The mobile web holds enormous potential for business success. From the perspective of customer engagement, customer service and increasingly for commerce, its role within a business’s overall online strategy is continuing to grow.

However, despite investing a lot of time and money in mobile web strategy, many organizations aren’t yet reaping the full benefits -- and there are several common reasons why. Here are three of them -- and some suggestions for how you can avoid them.

Fail #1. Treating Mobile Design as an Afterthought

Usability expert Jakob Nielsen recently conducted a study on mobile user experience and said,

the current success rate for mobile web use is about as was measured for desktop web use in 1999. The current desktop success rate is 84%; unless mobile usability starts improving more rapidly, we'll have to wait until 2026 to reach that level.

In short, businesses are about as good at designing mobile experiences in 2011 as they were at designing desktop web experiences in 1999. And the rate of improvement is too slow.
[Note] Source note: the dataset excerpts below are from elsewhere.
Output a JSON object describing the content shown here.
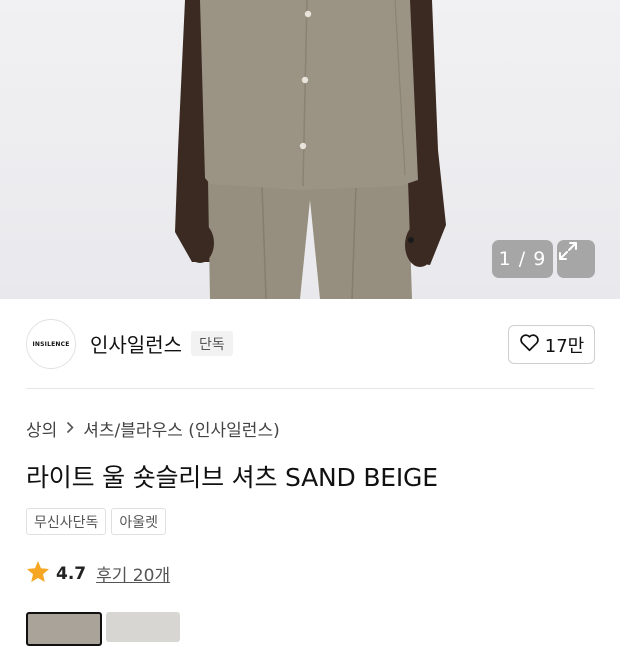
{
  "gallery": {
    "counter": "1 / 9",
    "expand_icon": "expand-icon"
  },
  "brand": {
    "logo_text": "INSILENCE",
    "name": "인사일런스",
    "badge": "단독",
    "like_count": "17만",
    "like_icon": "heart-icon"
  },
  "breadcrumb": {
    "category": "상의",
    "subcategory": "셔츠/블라우스 (인사일런스)"
  },
  "product": {
    "title": "라이트 울 숏슬리브 셔츠 SAND BEIGE",
    "tags": [
      "무신사단독",
      "아울렛"
    ]
  },
  "rating": {
    "score": "4.7",
    "review_link": "후기 20개",
    "star_color": "#f5a623"
  },
  "colors": {
    "fabric": "#9b9383",
    "skin": "#3a2a22",
    "accent": "#111111"
  }
}
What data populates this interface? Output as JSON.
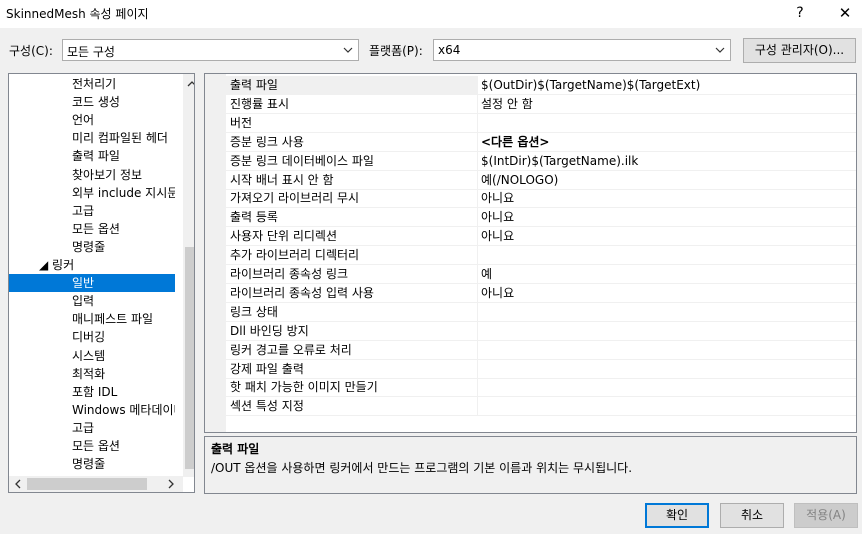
{
  "window": {
    "title": "SkinnedMesh 속성 페이지",
    "help": "?",
    "close": "✕"
  },
  "toolbar": {
    "config_label": "구성(C):",
    "config_value": "모든 구성",
    "platform_label": "플랫폼(P):",
    "platform_value": "x64",
    "config_manager": "구성 관리자(O)..."
  },
  "tree": {
    "items": [
      {
        "label": "전처리기",
        "indent": 2,
        "selected": false
      },
      {
        "label": "코드 생성",
        "indent": 2,
        "selected": false
      },
      {
        "label": "언어",
        "indent": 2,
        "selected": false
      },
      {
        "label": "미리 컴파일된 헤더",
        "indent": 2,
        "selected": false
      },
      {
        "label": "출력 파일",
        "indent": 2,
        "selected": false
      },
      {
        "label": "찾아보기 정보",
        "indent": 2,
        "selected": false
      },
      {
        "label": "외부 include 지시문",
        "indent": 2,
        "selected": false
      },
      {
        "label": "고급",
        "indent": 2,
        "selected": false
      },
      {
        "label": "모든 옵션",
        "indent": 2,
        "selected": false
      },
      {
        "label": "명령줄",
        "indent": 2,
        "selected": false
      },
      {
        "label": "◢  링커",
        "indent": 1,
        "selected": false
      },
      {
        "label": "일반",
        "indent": 2,
        "selected": true
      },
      {
        "label": "입력",
        "indent": 2,
        "selected": false
      },
      {
        "label": "매니페스트 파일",
        "indent": 2,
        "selected": false
      },
      {
        "label": "디버깅",
        "indent": 2,
        "selected": false
      },
      {
        "label": "시스템",
        "indent": 2,
        "selected": false
      },
      {
        "label": "최적화",
        "indent": 2,
        "selected": false
      },
      {
        "label": "포함 IDL",
        "indent": 2,
        "selected": false
      },
      {
        "label": "Windows 메타데이터",
        "indent": 2,
        "selected": false
      },
      {
        "label": "고급",
        "indent": 2,
        "selected": false
      },
      {
        "label": "모든 옵션",
        "indent": 2,
        "selected": false
      },
      {
        "label": "명령줄",
        "indent": 2,
        "selected": false
      }
    ]
  },
  "properties": [
    {
      "name": "출력 파일",
      "value": "$(OutDir)$(TargetName)$(TargetExt)",
      "bold": false,
      "selected": true
    },
    {
      "name": "진행률 표시",
      "value": "설정 안 함",
      "bold": false,
      "selected": false
    },
    {
      "name": "버전",
      "value": "",
      "bold": false,
      "selected": false
    },
    {
      "name": "증분 링크 사용",
      "value": "<다른 옵션>",
      "bold": true,
      "selected": false
    },
    {
      "name": "증분 링크 데이터베이스 파일",
      "value": "$(IntDir)$(TargetName).ilk",
      "bold": false,
      "selected": false
    },
    {
      "name": "시작 배너 표시 안 함",
      "value": "예(/NOLOGO)",
      "bold": false,
      "selected": false
    },
    {
      "name": "가져오기 라이브러리 무시",
      "value": "아니요",
      "bold": false,
      "selected": false
    },
    {
      "name": "출력 등록",
      "value": "아니요",
      "bold": false,
      "selected": false
    },
    {
      "name": "사용자 단위 리디렉션",
      "value": "아니요",
      "bold": false,
      "selected": false
    },
    {
      "name": "추가 라이브러리 디렉터리",
      "value": "",
      "bold": false,
      "selected": false
    },
    {
      "name": "라이브러리 종속성 링크",
      "value": "예",
      "bold": false,
      "selected": false
    },
    {
      "name": "라이브러리 종속성 입력 사용",
      "value": "아니요",
      "bold": false,
      "selected": false
    },
    {
      "name": "링크 상태",
      "value": "",
      "bold": false,
      "selected": false
    },
    {
      "name": "Dll 바인딩 방지",
      "value": "",
      "bold": false,
      "selected": false
    },
    {
      "name": "링커 경고를 오류로 처리",
      "value": "",
      "bold": false,
      "selected": false
    },
    {
      "name": "강제 파일 출력",
      "value": "",
      "bold": false,
      "selected": false
    },
    {
      "name": "핫 패치 가능한 이미지 만들기",
      "value": "",
      "bold": false,
      "selected": false
    },
    {
      "name": "섹션 특성 지정",
      "value": "",
      "bold": false,
      "selected": false
    }
  ],
  "description": {
    "title": "출력 파일",
    "text": "/OUT 옵션을 사용하면 링커에서 만드는 프로그램의 기본 이름과 위치는 무시됩니다."
  },
  "buttons": {
    "ok": "확인",
    "cancel": "취소",
    "apply": "적용(A)"
  },
  "colors": {
    "selection": "#0078d7",
    "window_bg": "#f0f0f0"
  }
}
What to do about it: High quality mobile user experiences start with two foundations. First, they need to be designed specifically for mobile use: this means developing design and content that takes into account the distinct requirements of mobile users. The second is that they need to be measured against different user experience standards. Here are a few examples of best practice standards for mobile sites:

  • Keep page content short -- aim for no more than 500 words
  • Don’t use Flash, as many popular devices don’t support it
  • Don’t make images more than 200px wide
  • Limit link text to 15 characters, but don’t make them so short they can’t be easily selected
  • Don’t use tables for layout

Fail #2 – Failure to Plan at the Speed of Mobile

According to a recent study done by Morgan Stanley the average iPhone user only spends 45% of on-device time making voice calls. The amount of mobile site data consumption has exploded. But, while Justin Bieber might have a 6G Phone -- the rest of the world does not. When developing mobile sites, many businesses forget that most of their audience do not have unlimited data plans, and that mobile internet connections can be intermittent at best. Perhaps most importantly, the speed at which your site is rendered on a mobile device can be a huge influence on the quality of that user’s experience.

Like so many other web content quality issues -- attention to speed and quality tends to degrade substantially over time. In a 2010 Web Optimization study, researchers found that over the last six years, the size of the average web page has more than quintupled with content. And, the number of external objects (links, images, video) has more than doubled. This code often goes out to the mobile site as well, causing unnecessary download bloat.

What to do about it: Successful mobile web experiences are built for speed. And, beyond the user experience, speedy mobile sites can be a huge benefit for the business more generally. In fact, Google now includes mobile optimization performance as a critical factor in determining your ad quality score. So, any organization using paid search to direct users to a mobile experience can directly affect their bottom line ad spend with a better performing mobile experience.

Other best practices for keeping a mobile site fast and sleek include monitoring and managing content quality for speed and size specific to the mobile experience -- including:

  • Limiting HTML files to a size of 10KB
  • Limiting number of externally linked resources to less than 20
  • Providing for caching information in HTTP responses
  • Ensuring that images are no larger than 50KB
  • Keeping Javascript and CSS files under 25KB

Fail #3 – Ignoring Brand Consistency and Compliance

Recent research, such as that done by CMB Consumer Pulse has found that shoppers are increasingly relying on mobile content and user experience as their only online experience with brands. In fact, the CMB study found that if a shopper has an iPhone, 70% of them are using it to help them make a decision about their purchase.

This fact makes maintaining brand consistency on your mobile website vital. Businesses need to ensure that their mobile sites are subject to the same rigorous brand and messaging standards as their desktop sites.

What to do about it: To ensure your mobile sites communicate your brand as successfully as possible, you need to make sure they adhere to the following:

  • Creative compliance processes -- make sure that colors, logos, branded imagery and all assets will be displayed consistently across your mobile web site.
  • Content quality -- no-one wants to come across spelling errors or broken links. This is especially important when mobile sites are managed by external services or people.
  • Content freshness -- make sure that orphaned content and stale assets are removed from your mobile site will ensure that it represents your brand in the right way.